@@ -72,6 +72,14 @@ module_param(vmm_exclusive, bool, S_IRUG
static int __read_mostly yield_on_hlt = 1;
module_param(yield_on_hlt, bool, S_IRUGO);
+/*
+ * If nested=1, nested virtualization is supported, i.e., a guest may use
+ * VMX and be a hypervisor for its own guests. If nested=0, a guest may not
+ * use VMX instructions.
+ */
+static int __read_mostly nested = 0;
+module_param(nested, bool, S_IRUGO);
+
#define KVM_GUEST_CR0_MASK_UNRESTRICTED_GUEST \
(X86_CR0_WP | X86_CR0_NE | X86_CR0_NW | X86_CR0_CD)
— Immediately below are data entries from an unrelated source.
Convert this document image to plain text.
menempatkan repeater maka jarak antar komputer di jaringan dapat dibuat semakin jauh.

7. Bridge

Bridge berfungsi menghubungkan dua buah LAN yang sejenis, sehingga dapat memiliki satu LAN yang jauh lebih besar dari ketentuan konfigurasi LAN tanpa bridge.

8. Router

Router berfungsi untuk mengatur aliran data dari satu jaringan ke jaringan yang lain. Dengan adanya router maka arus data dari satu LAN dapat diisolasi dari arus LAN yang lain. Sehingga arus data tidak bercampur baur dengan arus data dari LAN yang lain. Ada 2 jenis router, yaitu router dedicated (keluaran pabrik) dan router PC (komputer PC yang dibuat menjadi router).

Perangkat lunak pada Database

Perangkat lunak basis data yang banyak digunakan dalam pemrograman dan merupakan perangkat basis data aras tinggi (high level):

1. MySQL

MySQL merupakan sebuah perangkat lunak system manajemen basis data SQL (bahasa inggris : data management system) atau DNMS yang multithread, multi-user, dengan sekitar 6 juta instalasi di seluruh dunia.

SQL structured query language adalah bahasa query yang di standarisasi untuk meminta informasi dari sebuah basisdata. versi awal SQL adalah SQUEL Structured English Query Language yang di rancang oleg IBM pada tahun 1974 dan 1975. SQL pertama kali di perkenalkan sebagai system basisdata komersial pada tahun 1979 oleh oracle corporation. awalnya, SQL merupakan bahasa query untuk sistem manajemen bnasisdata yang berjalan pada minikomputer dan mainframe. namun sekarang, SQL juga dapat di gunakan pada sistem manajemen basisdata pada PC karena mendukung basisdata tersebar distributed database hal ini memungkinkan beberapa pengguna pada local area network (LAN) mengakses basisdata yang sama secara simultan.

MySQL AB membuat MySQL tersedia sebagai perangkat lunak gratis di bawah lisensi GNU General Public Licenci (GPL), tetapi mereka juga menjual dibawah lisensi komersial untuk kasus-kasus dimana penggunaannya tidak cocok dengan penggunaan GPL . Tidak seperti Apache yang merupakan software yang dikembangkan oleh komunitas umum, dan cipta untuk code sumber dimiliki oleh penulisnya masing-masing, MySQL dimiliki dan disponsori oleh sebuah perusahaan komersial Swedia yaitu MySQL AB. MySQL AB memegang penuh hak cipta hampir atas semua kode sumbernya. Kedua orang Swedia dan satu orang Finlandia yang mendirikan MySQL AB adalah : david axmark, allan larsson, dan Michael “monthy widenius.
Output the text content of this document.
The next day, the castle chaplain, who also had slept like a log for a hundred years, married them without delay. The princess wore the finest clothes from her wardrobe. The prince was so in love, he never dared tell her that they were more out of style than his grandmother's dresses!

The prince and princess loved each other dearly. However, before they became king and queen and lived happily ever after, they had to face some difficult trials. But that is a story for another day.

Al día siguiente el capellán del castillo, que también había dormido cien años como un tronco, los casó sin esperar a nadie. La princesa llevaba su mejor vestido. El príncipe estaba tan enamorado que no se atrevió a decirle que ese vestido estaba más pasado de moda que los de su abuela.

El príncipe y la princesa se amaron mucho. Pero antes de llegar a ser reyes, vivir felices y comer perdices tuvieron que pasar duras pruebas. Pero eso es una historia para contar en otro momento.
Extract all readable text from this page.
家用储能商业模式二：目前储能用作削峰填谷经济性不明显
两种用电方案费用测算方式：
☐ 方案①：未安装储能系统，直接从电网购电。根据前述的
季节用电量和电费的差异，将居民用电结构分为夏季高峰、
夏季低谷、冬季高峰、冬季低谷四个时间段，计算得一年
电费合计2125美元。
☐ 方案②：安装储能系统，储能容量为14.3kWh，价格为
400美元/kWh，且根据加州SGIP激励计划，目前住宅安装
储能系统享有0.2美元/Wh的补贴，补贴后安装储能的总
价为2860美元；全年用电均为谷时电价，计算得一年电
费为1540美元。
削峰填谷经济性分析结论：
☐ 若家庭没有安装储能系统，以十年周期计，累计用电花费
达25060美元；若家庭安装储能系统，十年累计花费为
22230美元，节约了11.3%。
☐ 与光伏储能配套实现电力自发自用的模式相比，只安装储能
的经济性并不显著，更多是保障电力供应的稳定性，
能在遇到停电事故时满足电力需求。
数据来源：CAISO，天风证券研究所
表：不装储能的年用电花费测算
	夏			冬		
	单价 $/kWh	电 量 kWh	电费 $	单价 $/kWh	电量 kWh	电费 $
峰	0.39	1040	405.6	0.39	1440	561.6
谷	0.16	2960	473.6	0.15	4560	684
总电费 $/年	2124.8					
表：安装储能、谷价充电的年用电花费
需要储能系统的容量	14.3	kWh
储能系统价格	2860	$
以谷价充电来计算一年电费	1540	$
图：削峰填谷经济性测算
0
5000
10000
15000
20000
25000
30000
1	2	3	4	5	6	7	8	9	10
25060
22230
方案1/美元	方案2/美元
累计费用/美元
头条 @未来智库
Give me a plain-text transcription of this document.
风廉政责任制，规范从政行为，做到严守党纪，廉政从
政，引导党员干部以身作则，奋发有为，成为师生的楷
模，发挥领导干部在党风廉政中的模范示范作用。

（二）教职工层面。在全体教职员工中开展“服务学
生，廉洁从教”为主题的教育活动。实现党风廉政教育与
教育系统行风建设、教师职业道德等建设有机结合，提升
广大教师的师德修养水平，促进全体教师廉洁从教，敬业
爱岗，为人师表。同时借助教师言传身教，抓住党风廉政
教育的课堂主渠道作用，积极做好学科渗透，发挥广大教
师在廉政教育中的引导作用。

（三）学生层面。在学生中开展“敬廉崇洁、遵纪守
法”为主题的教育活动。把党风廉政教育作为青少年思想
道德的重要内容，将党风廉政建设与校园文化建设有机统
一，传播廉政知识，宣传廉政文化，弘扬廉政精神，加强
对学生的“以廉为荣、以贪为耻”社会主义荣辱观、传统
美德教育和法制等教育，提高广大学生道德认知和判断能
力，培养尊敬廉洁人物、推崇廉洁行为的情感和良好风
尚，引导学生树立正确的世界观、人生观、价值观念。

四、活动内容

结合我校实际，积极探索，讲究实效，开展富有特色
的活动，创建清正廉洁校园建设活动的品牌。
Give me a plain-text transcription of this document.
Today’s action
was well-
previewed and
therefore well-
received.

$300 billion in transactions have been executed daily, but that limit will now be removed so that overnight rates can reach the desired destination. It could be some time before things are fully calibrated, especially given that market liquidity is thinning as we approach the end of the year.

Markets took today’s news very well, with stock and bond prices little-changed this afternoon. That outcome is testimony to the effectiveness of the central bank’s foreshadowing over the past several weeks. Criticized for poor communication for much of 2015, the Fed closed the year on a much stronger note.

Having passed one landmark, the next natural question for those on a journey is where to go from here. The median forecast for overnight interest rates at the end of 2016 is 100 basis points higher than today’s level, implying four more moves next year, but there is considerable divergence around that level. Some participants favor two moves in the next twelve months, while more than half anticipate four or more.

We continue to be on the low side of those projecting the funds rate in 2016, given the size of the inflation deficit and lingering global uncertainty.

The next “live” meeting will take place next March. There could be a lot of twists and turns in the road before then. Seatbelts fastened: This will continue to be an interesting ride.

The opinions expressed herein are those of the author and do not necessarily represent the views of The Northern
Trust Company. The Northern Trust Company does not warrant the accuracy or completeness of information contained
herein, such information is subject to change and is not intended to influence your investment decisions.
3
#define KVM_GUEST_CR0_MASK \
@@ -1164,6 +1172,23 @@ static void vmx_adjust_tsc_offset(struct
vmcs_write64(TSC_OFFSET, offset + adjustment);
}
+static bool guest_cpuid_has_vmx(struct kvm_vcpu *vcpu)
+{
+ struct kvm_cpuid_entry2 *best = kvm_find_cpuid_entry(vcpu, 1, 0);
+ return best && (best->ecx & (1 << (X86_FEATURE_VMX & 31)));
+}
+
+/*
+ * nested_vmx_allowed() checks whether a guest should be allowed to use VMX
+ * instructions and MSRs (i.e., nested VMX). Nested VMX is disabled for
+ * all guests if the "nested" module option is off, and can also be disabled
+ * for a single guest by disabling its VMX cpuid bit.
+ */
+static inline bool nested_vmx_allowed(struct kvm_vcpu *vcpu)
+{
+ return nested && guest_cpuid_has_vmx(vcpu);
+}
+
/*
* Reads an msr value (of 'msr_index') into 'pdata'.
* Returns 0 on success, non-0 otherwise.